My first summer visiting the many cemeteries of Edinburgh was spent familiarizing myself with the layout of the sites. Most of the original landscape design has been lost under plantings grown wild over the years. It is the careful observer that begins to discover the delicate objects that lie hidden amidst the neglect of the past few decades. My journey of the past few years has led me to many wonderful visual discoveries, whether it is a carefully sculpted bronze medallion inlaid into a granite Celtic cross or a delicate angel perched atop a column. All are now subject to the ravages of time. The rich patinas and the weather worn surfaces magnetically draw me in as I return each year.

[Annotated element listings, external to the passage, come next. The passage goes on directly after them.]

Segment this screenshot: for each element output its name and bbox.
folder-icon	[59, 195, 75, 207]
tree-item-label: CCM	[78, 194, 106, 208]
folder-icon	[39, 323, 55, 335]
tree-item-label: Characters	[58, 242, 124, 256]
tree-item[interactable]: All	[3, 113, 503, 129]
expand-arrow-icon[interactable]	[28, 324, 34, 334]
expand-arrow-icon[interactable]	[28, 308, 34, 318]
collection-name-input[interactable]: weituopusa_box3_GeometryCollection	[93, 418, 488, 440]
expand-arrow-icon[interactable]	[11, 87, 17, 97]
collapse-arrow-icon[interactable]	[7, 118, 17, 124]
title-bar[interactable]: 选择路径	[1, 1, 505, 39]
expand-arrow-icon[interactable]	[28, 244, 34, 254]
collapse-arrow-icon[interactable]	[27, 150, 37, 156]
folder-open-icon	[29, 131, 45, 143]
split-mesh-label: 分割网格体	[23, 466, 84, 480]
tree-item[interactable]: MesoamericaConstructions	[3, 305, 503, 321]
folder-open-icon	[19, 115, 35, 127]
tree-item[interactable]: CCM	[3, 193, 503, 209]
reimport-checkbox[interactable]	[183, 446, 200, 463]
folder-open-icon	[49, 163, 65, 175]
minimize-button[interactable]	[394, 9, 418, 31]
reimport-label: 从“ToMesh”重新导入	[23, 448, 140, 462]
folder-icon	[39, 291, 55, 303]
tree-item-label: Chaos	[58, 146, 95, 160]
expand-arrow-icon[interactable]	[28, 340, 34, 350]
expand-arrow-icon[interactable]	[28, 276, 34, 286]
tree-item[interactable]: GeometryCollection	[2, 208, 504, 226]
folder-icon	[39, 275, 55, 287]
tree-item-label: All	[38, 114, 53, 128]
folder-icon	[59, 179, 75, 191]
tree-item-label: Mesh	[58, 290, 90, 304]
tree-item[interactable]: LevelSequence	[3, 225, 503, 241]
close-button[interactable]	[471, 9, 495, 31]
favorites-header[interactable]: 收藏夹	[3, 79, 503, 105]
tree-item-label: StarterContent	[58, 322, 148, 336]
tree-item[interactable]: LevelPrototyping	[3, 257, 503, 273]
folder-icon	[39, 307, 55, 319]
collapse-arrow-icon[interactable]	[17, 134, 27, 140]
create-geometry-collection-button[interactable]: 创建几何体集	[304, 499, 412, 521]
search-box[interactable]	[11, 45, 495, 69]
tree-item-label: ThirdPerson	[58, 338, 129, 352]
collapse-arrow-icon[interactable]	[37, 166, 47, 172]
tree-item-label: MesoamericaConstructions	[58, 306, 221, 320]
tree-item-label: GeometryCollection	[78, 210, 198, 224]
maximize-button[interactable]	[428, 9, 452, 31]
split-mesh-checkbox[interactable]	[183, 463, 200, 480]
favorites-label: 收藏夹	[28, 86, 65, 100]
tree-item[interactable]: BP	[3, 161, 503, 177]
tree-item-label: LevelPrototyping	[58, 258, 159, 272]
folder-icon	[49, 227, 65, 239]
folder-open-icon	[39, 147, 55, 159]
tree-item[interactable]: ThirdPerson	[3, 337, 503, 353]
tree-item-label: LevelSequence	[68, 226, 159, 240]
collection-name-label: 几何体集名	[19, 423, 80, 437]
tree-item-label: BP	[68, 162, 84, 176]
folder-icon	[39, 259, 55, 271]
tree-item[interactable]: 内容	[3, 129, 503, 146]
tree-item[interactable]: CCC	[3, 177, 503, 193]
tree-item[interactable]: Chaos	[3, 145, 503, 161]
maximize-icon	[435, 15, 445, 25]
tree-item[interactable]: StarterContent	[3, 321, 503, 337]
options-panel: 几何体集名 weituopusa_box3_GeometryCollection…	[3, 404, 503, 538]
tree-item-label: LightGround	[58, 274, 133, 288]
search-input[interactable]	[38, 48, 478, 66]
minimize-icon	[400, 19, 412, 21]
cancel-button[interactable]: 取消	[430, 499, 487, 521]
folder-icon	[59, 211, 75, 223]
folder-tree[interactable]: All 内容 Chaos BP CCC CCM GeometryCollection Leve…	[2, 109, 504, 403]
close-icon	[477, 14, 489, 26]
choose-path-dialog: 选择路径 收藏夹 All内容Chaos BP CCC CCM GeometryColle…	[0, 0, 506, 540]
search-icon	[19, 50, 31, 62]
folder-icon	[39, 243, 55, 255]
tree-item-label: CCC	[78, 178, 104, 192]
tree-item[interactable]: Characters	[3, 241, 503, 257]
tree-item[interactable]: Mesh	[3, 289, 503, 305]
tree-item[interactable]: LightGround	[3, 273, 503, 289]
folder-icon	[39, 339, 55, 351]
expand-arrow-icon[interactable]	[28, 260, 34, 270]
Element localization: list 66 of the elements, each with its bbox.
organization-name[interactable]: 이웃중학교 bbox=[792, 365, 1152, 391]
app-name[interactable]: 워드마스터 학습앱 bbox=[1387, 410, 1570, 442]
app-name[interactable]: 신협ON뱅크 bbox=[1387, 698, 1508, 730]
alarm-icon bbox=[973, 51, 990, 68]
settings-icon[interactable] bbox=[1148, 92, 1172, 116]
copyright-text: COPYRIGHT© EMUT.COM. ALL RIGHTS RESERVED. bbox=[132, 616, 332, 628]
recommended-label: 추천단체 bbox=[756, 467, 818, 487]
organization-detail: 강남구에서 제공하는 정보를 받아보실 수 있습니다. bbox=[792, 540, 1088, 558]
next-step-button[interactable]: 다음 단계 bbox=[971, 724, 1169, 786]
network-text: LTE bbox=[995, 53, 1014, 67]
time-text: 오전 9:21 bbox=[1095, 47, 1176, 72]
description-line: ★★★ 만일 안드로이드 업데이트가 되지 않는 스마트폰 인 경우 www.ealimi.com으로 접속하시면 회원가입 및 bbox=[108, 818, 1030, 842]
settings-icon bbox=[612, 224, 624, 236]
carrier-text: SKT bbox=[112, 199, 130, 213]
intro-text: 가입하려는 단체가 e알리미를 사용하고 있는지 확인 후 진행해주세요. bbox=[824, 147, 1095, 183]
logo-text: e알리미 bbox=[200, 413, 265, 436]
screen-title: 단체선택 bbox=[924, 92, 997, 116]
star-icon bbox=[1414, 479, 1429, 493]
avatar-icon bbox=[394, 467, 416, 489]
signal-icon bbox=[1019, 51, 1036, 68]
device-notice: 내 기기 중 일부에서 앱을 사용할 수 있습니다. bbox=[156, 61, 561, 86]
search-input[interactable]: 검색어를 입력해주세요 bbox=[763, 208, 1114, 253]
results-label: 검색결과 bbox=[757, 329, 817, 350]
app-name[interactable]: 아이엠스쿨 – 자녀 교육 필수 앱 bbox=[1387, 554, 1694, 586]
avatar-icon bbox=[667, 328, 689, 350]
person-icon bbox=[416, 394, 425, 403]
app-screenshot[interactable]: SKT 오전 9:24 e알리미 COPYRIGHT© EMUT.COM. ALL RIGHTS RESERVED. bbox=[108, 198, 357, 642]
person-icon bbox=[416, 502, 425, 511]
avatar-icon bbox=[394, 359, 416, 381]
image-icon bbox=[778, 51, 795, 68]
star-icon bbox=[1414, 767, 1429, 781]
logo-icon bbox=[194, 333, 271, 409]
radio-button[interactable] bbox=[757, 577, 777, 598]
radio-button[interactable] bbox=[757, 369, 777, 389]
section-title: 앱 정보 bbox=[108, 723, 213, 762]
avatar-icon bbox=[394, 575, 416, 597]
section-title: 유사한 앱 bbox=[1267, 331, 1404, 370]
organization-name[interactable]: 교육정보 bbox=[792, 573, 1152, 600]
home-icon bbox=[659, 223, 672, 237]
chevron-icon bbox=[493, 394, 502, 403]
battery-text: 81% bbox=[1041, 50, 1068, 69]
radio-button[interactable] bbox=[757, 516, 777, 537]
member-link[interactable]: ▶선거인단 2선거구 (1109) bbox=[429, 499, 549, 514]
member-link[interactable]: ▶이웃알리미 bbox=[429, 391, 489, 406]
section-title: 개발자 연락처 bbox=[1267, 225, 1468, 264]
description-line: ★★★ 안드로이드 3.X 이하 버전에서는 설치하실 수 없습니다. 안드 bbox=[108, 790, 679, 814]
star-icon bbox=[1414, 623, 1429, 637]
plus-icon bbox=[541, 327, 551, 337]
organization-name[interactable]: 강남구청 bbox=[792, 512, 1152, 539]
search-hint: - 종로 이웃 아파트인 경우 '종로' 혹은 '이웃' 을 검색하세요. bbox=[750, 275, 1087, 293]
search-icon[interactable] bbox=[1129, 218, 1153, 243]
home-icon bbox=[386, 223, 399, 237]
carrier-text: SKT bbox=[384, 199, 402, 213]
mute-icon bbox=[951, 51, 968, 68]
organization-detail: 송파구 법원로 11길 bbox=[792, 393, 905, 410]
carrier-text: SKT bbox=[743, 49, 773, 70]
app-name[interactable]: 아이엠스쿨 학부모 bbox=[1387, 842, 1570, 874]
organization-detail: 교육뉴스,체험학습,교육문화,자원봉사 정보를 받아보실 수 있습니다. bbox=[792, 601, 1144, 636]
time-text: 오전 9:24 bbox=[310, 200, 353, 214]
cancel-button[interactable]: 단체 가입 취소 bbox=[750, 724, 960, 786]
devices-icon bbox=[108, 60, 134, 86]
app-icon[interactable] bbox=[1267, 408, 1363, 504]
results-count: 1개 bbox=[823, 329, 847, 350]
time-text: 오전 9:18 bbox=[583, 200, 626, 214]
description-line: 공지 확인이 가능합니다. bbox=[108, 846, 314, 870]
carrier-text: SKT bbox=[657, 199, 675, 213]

The images that I chose to include in this exhibition document a specific theme. They bring to life a strength that lives on in these objects. They seem almost indifferent to the elements that continue to wear at their surfaces and challenge their structural integrity. At the same time, nature is painting an entirely new palette in which they exist. It is the collision and contrast of that ongoing confrontation that draws me into these sites year after year. I feel that after four years of documenting these cemeteries my camera has recorded a small slice of Edinburgh’s history on digital files. I have dedicated myself to preserving those memories and voices from the past to be handed on for others to share into the future.